WF: Within the mid caps space are there any particular themes that looks attractive to you at this point of time?
Amit: At this point of time I think there are lot of capital goods stocks and construction names that are still available at the pretty cheap valuations as compared to their larger peers.
WF: What is your view on pharmaceuticals?
Amit: Pharmacetuticals is a interesting space. In fact the other day we were looking at the health care index which has actually made a new high and that too very recently. While the market has not made a new high, the health care index has.

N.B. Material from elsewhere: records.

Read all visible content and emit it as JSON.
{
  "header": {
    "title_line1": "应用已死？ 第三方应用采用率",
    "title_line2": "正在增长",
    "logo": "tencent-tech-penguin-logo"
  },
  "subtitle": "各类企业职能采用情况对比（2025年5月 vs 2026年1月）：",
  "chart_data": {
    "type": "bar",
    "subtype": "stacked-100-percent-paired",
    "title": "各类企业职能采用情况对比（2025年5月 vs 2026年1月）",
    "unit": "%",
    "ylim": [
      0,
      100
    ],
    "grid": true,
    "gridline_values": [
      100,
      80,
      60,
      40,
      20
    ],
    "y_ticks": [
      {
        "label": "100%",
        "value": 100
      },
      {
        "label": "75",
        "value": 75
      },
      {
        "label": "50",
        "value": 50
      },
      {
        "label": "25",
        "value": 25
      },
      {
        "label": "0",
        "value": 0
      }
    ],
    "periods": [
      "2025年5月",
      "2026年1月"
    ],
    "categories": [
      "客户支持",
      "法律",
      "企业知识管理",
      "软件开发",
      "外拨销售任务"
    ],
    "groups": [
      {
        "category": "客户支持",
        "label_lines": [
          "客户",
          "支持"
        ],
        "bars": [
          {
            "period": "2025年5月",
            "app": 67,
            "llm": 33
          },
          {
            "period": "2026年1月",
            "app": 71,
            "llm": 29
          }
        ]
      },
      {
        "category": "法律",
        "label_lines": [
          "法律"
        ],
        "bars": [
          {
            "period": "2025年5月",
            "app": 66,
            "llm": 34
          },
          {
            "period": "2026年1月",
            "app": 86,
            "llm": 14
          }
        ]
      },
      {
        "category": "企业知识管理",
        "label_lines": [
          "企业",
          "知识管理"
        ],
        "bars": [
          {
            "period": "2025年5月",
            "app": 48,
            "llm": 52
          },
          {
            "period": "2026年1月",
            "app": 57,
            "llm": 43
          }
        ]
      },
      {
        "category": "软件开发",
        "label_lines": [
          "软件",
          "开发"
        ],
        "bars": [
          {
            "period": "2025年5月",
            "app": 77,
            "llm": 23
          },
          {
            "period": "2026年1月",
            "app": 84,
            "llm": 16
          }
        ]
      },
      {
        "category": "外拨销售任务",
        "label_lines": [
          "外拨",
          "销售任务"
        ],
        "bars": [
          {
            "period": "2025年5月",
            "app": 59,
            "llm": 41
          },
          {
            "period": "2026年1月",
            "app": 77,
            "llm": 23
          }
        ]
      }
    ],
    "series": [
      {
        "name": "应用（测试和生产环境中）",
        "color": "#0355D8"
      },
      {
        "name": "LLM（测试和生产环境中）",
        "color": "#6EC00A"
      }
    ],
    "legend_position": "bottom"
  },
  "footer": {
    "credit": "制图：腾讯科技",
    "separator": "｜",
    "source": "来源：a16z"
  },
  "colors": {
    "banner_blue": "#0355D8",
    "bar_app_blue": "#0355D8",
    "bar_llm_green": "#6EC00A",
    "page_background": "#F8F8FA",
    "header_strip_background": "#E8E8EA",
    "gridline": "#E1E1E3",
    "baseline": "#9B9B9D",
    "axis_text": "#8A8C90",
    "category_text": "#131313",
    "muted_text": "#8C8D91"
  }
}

While a lot of money has gone into markets, people probably are still not so sure about the recovery that is happening and that is why whoever has been forced to put money has gone and invested in relatively safer stocks, which are consumer names and health care names.
WF: What's your view on the banking sector now?.
Amit: We are favourably inclined towards the banking sector for the simple reason that if our GDP growth is 7% to 8%, in peak times, credit growth is typically 3 to 4 times GDP growth. We should therefore start seeing credit growth of 25% to 26%. Once that happens, then the big concern that people have had for the last 12 months which has been on asset quality - will be taken care of.
So what we believe is that the valuation today especially for the PSU banks, we find that lot of them trading below book still on their FY11 numbers. PSU banks offer both good growth opportunity as well as valuations comfort .
WF: Are there any sectors where you are cautious on at this point of time?
Amit: In terms of caution, some auto companies growth numbers have been very good and they have been beating analyst estimates but valuations today do not offer too much of a comfort. That's a sector where we are running underweight. Among consumer names some of them have run up too sharply - because of the safety aspect.